Police suspected the van was filled with "sleeping dragons" - large pipe-like devices that protesters use, linking hands inside the pipes, to create human barricades.

Police said they had infiltrated the group, but declined to elaborate.

Meanwhile, shortly after 4 p.m., at 13th and Arch Streets, about 30 people are blocking traffic as police stand by. The protesters are sitting in the middle of the street with their arms linked.

At the same time another group of protesters were laying down on the on-ramp for the Vine Street Expressway off of 16th Street. Police are standing by there, too.

The raid and traffic blockages followed a quiet day of protests after Monday's march down South Broad Street by anti-poverty demonstrators.

Two arrests were reported near 10th and Filbert Streets in Center City. Police said the two men taken into custody there were armed with a sling shot and spray paint.

Still to come was the highlight protest of the day - a march against the death penalty, scheduled for 4:30 p.m. Supporters of death row inmate Mumia Abu-Jamal were expected to join that event and possibly stage some direct actions.
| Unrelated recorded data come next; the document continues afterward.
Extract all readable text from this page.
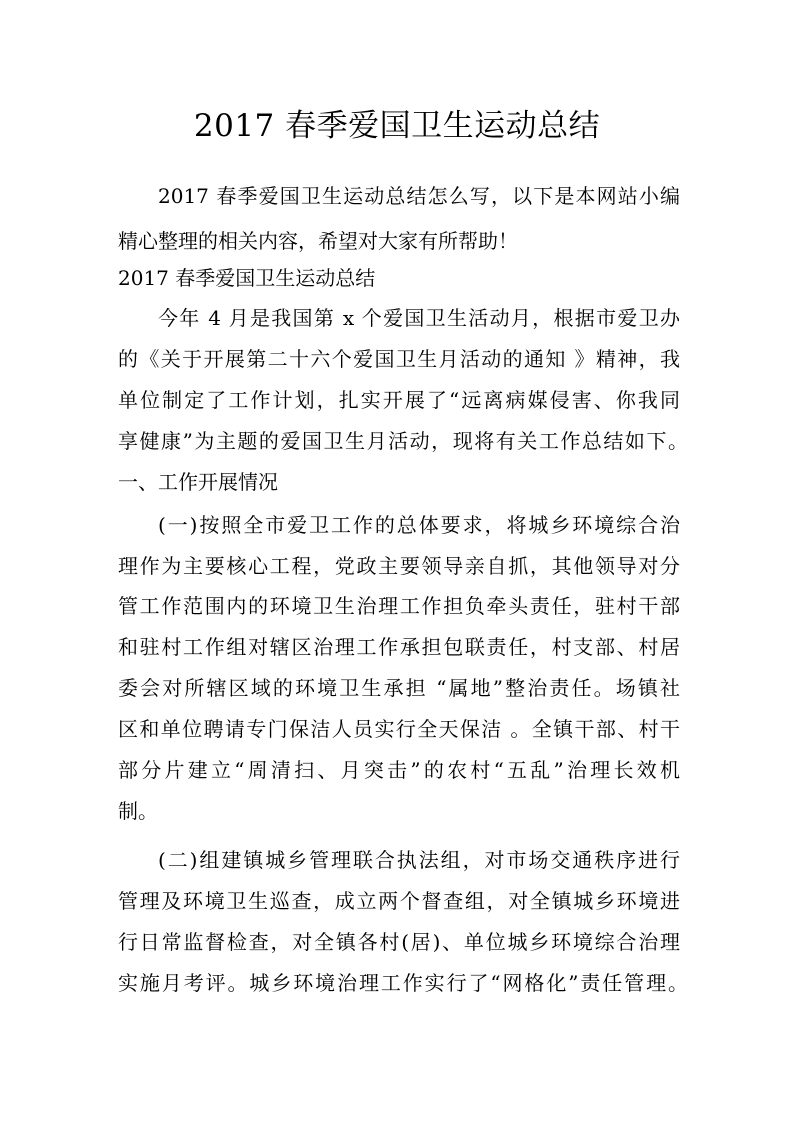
2017 春季爱国卫生运动总结
2017 春季爱国卫生运动总结怎么写，以下是本网站小编
精心整理的相关内容，希望对大家有所帮助！
2017 春季爱国卫生运动总结
今年 4 月是我国第 x 个爱国卫生活动月，根据市爱卫办
的《关于开展第二十六个爱国卫生月活动的通知 》精神，我
单位制定了工作计划，扎实开展了“远离病媒侵害、你我同
享健康”为主题的爱国卫生月活动，现将有关工作总结如下。
一、工作开展情况
(一)按照全市爱卫工作的总体要求，将城乡环境综合治
理作为主要核心工程，党政主要领导亲自抓，其他领导对分
管工作范围内的环境卫生治理工作担负牵头责任，驻村干部
和驻村工作组对辖区治理工作承担包联责任，村支部、村居
委会对所辖区域的环境卫生承担 “属地”整治责任。场镇社
区和单位聘请专门保洁人员实行全天保洁 。全镇干部、村干
部分片建立“周清扫、月突击”的农村“五乱”治理长效机
制。
(二)组建镇城乡管理联合执法组，对市场交通秩序进行
管理及环境卫生巡查，成立两个督查组，对全镇城乡环境进
行日常监督检查，对全镇各村(居)、单位城乡环境综合治理
实施月考评。城乡环境治理工作实行了“网格化”责任管理。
Appearing at a rally against the death penalty in Old City, the Rev. Jesse Jackson used Abu-Jamal as a symbol of how the criminal justice system is flawed and how innocent people can be executed.

"We don&'t want police to be shot, we don't want civilians to be shot, we don't want anyone to be shot, but we also don't want reasonable doubts to be ignored," he said.

Reiterating his support for Vice President Al Gore in the presidential campaign, he acknowledged that Gore supports the death penalty, but said the Democratic Party has room "for civil debate."

Earlier in the day, only a handful of protesters turned up for a rally challenging immigration laws.

"Maybe they just looked at the weather and decided not to come," said Sgt. Steve Naughton, a civil affairs officer, as police waited for the anti-immigration group to appear. About 40 eventually did.

Elsewhere, small groups gathered to talk about issues including tobacco, campaign finances and abortion. But overall, the city was quiet.

The quiet streets were in contrast to yesterday, when police officers, followed by Commissioner John Timoney on a bicycle, cleared the way for demonstrators from the Kensington Welfare Rights Union.

The group achieved its twin goals: Marching on Broad Street and massing within sight of the First Union Center, where the Republican National Convention is being held, for chants about homelessness, poverty and economic disparity.

Police commanders, negotiating with protest leader Cheri Honkala as her ragged caravan lurched down Broad Street, deftly but firmly herded hundreds of protesters into a fenced city park well away from the secured grounds of the convention center.

Yesterday's marchers fell into line, literally, after Timoney made a crucial decision: Let them march on the street, even without a permit.

"I'm not happy that people went out on Broad Street and blocked traffic, but I can live with it," Timoney said at mid-day, standing in the middle of Broad Street. "We think the event went pretty good." Timoney estimated the crowd at 1,500 to 2,000 at its peak. A KWRU spokesman put the number at between 700 and 1,000.

Almost four hours into the march, a punishing sun and oppressive humidity had left the demonstrators so fatigued that they managed only to raise limp banners and listen to a few weary speakers at FDR Park.